Mabalako remains hot spot in ongoing Ebola outbreak in DRC
According to the World Health Organization's (WHO's) online Ebola dashboard, officials in the Democratic Republic of the Congo (DRC) tracked 5 new cases of Ebola today, raising the outbreak total to 3,403, including 2,235 fatalities. The death toll has not changed since last week.
A total of 410 suspected cases are still under investigation.
The DRC's Ebola technical committee (CMRE) said in a report today that three cases recorded yesterday were from Mabalako, which has been the hot spot of virus activity for the last several months. Most recent cases in Mabalako are part of the same Aloya health zone transmission chain.
The CMRE also noted a community attack on outbreak response workers in the Bandibwame health area in Lolwa in Ituri province.
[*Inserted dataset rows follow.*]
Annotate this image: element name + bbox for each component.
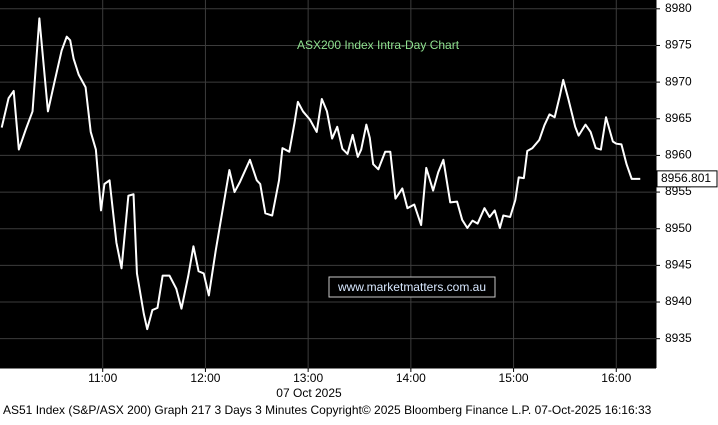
x-tick-label: 11:00 [88,371,117,385]
y-tick-label: 8980 [665,1,692,15]
date-label: 07 Oct 2025 [276,386,342,400]
y-tick-label: 8955 [665,184,692,198]
y-tick-label: 8975 [665,38,692,52]
x-tick-label: 16:00 [601,371,631,385]
chart-title: ASX200 Index Intra-Day Chart [297,38,460,52]
price-line [0,17,641,331]
last-value-label: 8956.801 [661,171,711,185]
x-tick-label: 15:00 [499,371,529,385]
y-tick-label: 8935 [665,331,692,345]
watermark-box [328,276,496,298]
last-value-box [656,170,718,188]
y-tick-label: 8945 [665,258,692,272]
y-tick-label: 8960 [665,148,692,162]
y-tick-label: 8965 [665,111,692,125]
y-tick-label: 8970 [665,74,692,88]
y-tick-label: 8950 [665,221,692,235]
x-tick-label: 12:00 [190,371,220,385]
watermark: www.marketmatters.com.au [337,280,486,294]
x-tick-label: 14:00 [396,371,426,385]
footer: AS51 Index (S&P/ASX 200) Graph 217 3 Day… [3,403,652,417]
x-tick-label: 13:00 [293,371,323,385]
y-tick-label: 8940 [665,294,692,308]
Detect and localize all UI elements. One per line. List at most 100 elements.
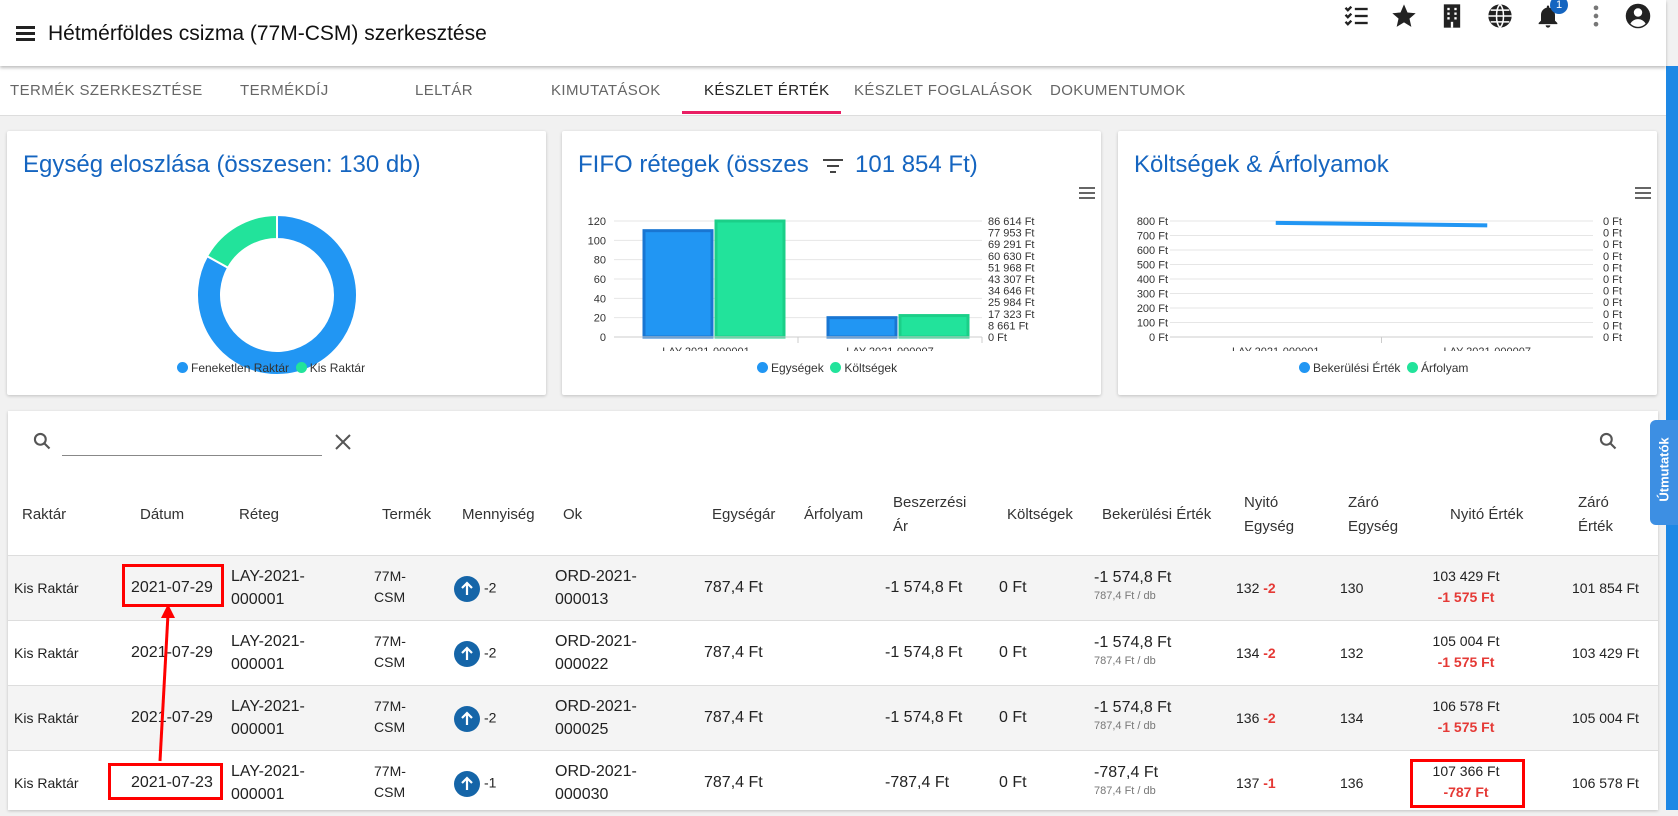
col-zaro-ertek-line1: Záró [1578, 494, 1609, 511]
clear-search-icon[interactable] [334, 433, 352, 451]
search-icon [33, 432, 51, 450]
col-zaro-line2: Egység [1348, 518, 1399, 535]
table-row[interactable]: Kis Raktár 2021-07-23 LAY-2021- 000001 77… [8, 750, 1658, 816]
table-row[interactable]: Kis Raktár 2021-07-29 LAY-2021- 000001 77… [8, 685, 1658, 751]
col-reteg[interactable]: Réteg [239, 506, 280, 523]
cell-mennyiseg-value: -2 [484, 709, 497, 726]
col-mennyiseg[interactable]: Mennyiség [462, 506, 535, 523]
col-nyito-egyseg[interactable]: Nyitó Egység [1244, 491, 1294, 539]
building-icon[interactable] [1436, 0, 1468, 32]
legend-label-kis[interactable]: Kis Raktár [309, 361, 366, 375]
cell-zaro-ertek: 103 429 Ft [1572, 645, 1639, 661]
cell-termek-line1: 77M- [374, 698, 406, 714]
menu-icon[interactable] [16, 26, 35, 41]
bar-0-1[interactable] [714, 219, 786, 339]
chart-menu-icon[interactable] [1635, 187, 1651, 202]
guides-label: Útmutatók [1656, 437, 1672, 502]
y-right-tick-label: 86 614 Ft [988, 216, 1034, 228]
cell-reteg: LAY-2021- 000001 [231, 565, 305, 611]
unit-distribution-chart [196, 213, 358, 376]
globe-icon[interactable] [1484, 0, 1516, 32]
y-tick-label: 40 [594, 293, 606, 305]
cell-raktar: Kis Raktár [14, 775, 79, 791]
col-raktar[interactable]: Raktár [22, 506, 67, 523]
cell-bekerulesi-ertek: -1 574,8 Ft 787,4 Ft / db [1094, 696, 1171, 733]
checklist-icon[interactable] [1340, 0, 1372, 32]
col-datum[interactable]: Dátum [140, 506, 185, 523]
donut-slice-0[interactable] [196, 213, 358, 376]
tab-keszlet-ertek[interactable]: KÉSZLET ÉRTÉK [704, 82, 830, 99]
tab-kimutatasok[interactable]: KIMUTATÁSOK [551, 82, 661, 99]
col-termek[interactable]: Termék [382, 506, 432, 523]
cell-mennyiseg: -2 [454, 576, 496, 602]
cell-nyito-egyseg-value: 137 [1236, 775, 1260, 791]
y-right-tick-label: 0 Ft [1603, 332, 1622, 344]
fifo-layers-card: FIFO rétegek (összes 101 854 Ft) 0 20 40 60… [562, 131, 1101, 395]
col-ok[interactable]: Ok [563, 506, 583, 523]
cell-nyito-ertek-value: 106 578 Ft [1432, 698, 1500, 714]
legend-label-feneketlen[interactable]: Feneketlen Raktár [191, 361, 290, 375]
arrow-up-icon [454, 576, 480, 602]
star-icon[interactable] [1388, 0, 1420, 32]
cell-reteg: LAY-2021- 000001 [231, 630, 305, 676]
cell-beszerzesi-ar: -787,4 Ft [885, 774, 950, 791]
cell-beszerzesi-ar: -1 574,8 Ft [885, 579, 963, 596]
more-vert-icon[interactable] [1580, 0, 1612, 32]
col-arfolyam[interactable]: Árfolyam [804, 506, 864, 523]
y-right-tick-label: 0 Ft [1603, 309, 1622, 321]
chart-menu-icon[interactable] [1079, 187, 1095, 202]
table-row[interactable]: Kis Raktár 2021-07-29 LAY-2021- 000001 77… [8, 555, 1658, 621]
y-tick-label: 600 Ft [1137, 245, 1168, 257]
active-tab-indicator [682, 111, 841, 114]
tab-keszlet-foglalasok[interactable]: KÉSZLET FOGLALÁSOK [854, 82, 1033, 99]
guides-side-tab[interactable]: Útmutatók [1650, 420, 1678, 525]
cell-zaro-egyseg: 134 [1340, 710, 1364, 726]
cell-nyito-delta: -1 [1263, 775, 1276, 791]
highlight-box-opening-value [1410, 759, 1525, 808]
legend-label-egysegek[interactable]: Egységek [771, 361, 824, 375]
tab-leltar[interactable]: LELTÁR [415, 82, 473, 99]
tab-termekdij[interactable]: TERMÉKDÍJ [240, 82, 329, 99]
y-right-tick-label: 0 Ft [1603, 216, 1622, 228]
bar-1-0[interactable] [826, 316, 898, 339]
cell-nyito-ertek-value: 103 429 Ft [1432, 568, 1500, 584]
y-tick-label: 300 Ft [1137, 289, 1168, 301]
column-search-icon[interactable] [1598, 431, 1618, 451]
col-egysegar[interactable]: Egységár [712, 506, 776, 523]
cell-nyito-ertek-delta: -1 575 Ft [1437, 654, 1495, 670]
donut-slice-1[interactable] [205, 213, 278, 270]
notifications-icon[interactable]: 1 [1532, 0, 1568, 32]
line-series-bekerulesi[interactable] [1275, 220, 1488, 228]
legend-label-koltsegek[interactable]: Költségek [844, 361, 898, 375]
y-right-tick-label: 0 Ft [1603, 286, 1622, 298]
cell-termek-line1: 77M- [374, 763, 406, 779]
search-input[interactable] [62, 431, 322, 456]
col-nyito-ertek[interactable]: Nyitó Érték [1450, 506, 1524, 523]
cell-reteg-line2: 000001 [231, 656, 285, 673]
cell-zaro-egyseg: 130 [1340, 580, 1364, 596]
col-zaro-ertek[interactable]: Záró Érték [1578, 491, 1613, 539]
filter-icon[interactable] [823, 157, 843, 175]
col-beszerzesi-ar[interactable]: Beszerzési Ár [893, 491, 966, 539]
col-zaro-line1: Záró [1348, 494, 1379, 511]
legend-label-bekerulesi[interactable]: Bekerülési Érték [1313, 361, 1401, 375]
donut-legend: Feneketlen Raktár Kis Raktár [177, 361, 365, 375]
x-tick-label: LAY-2021-000007 [1444, 346, 1531, 351]
table-row[interactable]: Kis Raktár 2021-07-29 LAY-2021- 000001 77… [8, 620, 1658, 686]
col-zaro-egyseg[interactable]: Záró Egység [1348, 491, 1398, 539]
tab-termek-szerkesztese[interactable]: TERMÉK SZERKESZTÉSE [10, 82, 203, 99]
cell-reteg-line1: LAY-2021- [231, 763, 305, 780]
tab-dokumentumok[interactable]: DOKUMENTUMOK [1050, 82, 1186, 99]
cell-ok-line2: 000022 [555, 656, 609, 673]
col-koltsegek[interactable]: Költségek [1007, 506, 1073, 523]
fifo-layers-total: 101 854 Ft) [855, 151, 978, 178]
account-icon[interactable] [1622, 0, 1654, 32]
legend-dot-arfolyam [1407, 362, 1419, 373]
col-bekerulesi-ertek[interactable]: Bekerülési Érték [1102, 506, 1212, 523]
cell-beszerzesi-ar: -1 574,8 Ft [885, 709, 963, 726]
bar-0-0[interactable] [642, 229, 714, 339]
notification-badge: 1 [1550, 0, 1568, 14]
legend-label-arfolyam[interactable]: Árfolyam [1421, 361, 1469, 375]
bar-1-1[interactable] [898, 314, 970, 339]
Four people were injured. Small pockets of resistance have also been seen in Biakato Mines, Lwemba, Aloya, Bingo, Mangina, and Mabalako.
Study shows middle-age adults at most risk for H3N2 flu
A new study on influenza immunologic imprinting suggests adults who were first exposed to H3N2 influenza A in the late 1960s and early 1970s possess non-neutralizing (ineffective) antibodies against current strains of the virus, making them more susceptible to infection. The study appeared yesterday on medRxiv, a preprint server.
H3N2 first began circulating in humans in 1968, and most people have been exposed to and develop antibodies against the virus by 3 to 4 years of age. But a new clade of the virus—3c2. A H3N2—emerged during the 2014-15 flu season and has since been associated with high rates of severe illness and flu hospitalizations in the United States. The clade has dominated three recent US flu seasons, including the 2017-18 season.
To test how and if age affected immune response to the virus, the researchers collected sera samples from 140 children and 212 adults from hospital systems in Philadelphia during the summer of 2018.
"Sera from children aged 3-10 years old possessed the highest levels of neutralizing antibodies against these viruses (p<0.0007 when compared to all other age groups for both 3c2.A and 3c2.A2 titers), whereas most middle-aged adults did not have detectable neutralizing antibody titers," the authors wrote. "Among adults, neutralizing antibody titers were lowest in individuals ~50 years of age. This is notable since 50 year olds were born in 1967, one year before H3N2 viruses began circulating in humans."
The authors said their findings may help explain why recent flu vaccines have been so ineffective against H3N2, "It may be inherently difficult to design 3c2.A H3N2 vaccine antigens that are able to elicit neutralizing antibodies in humans that were exposed early in childhood with H3N2 viruses in the 1960s and 1970s," the authors concluded.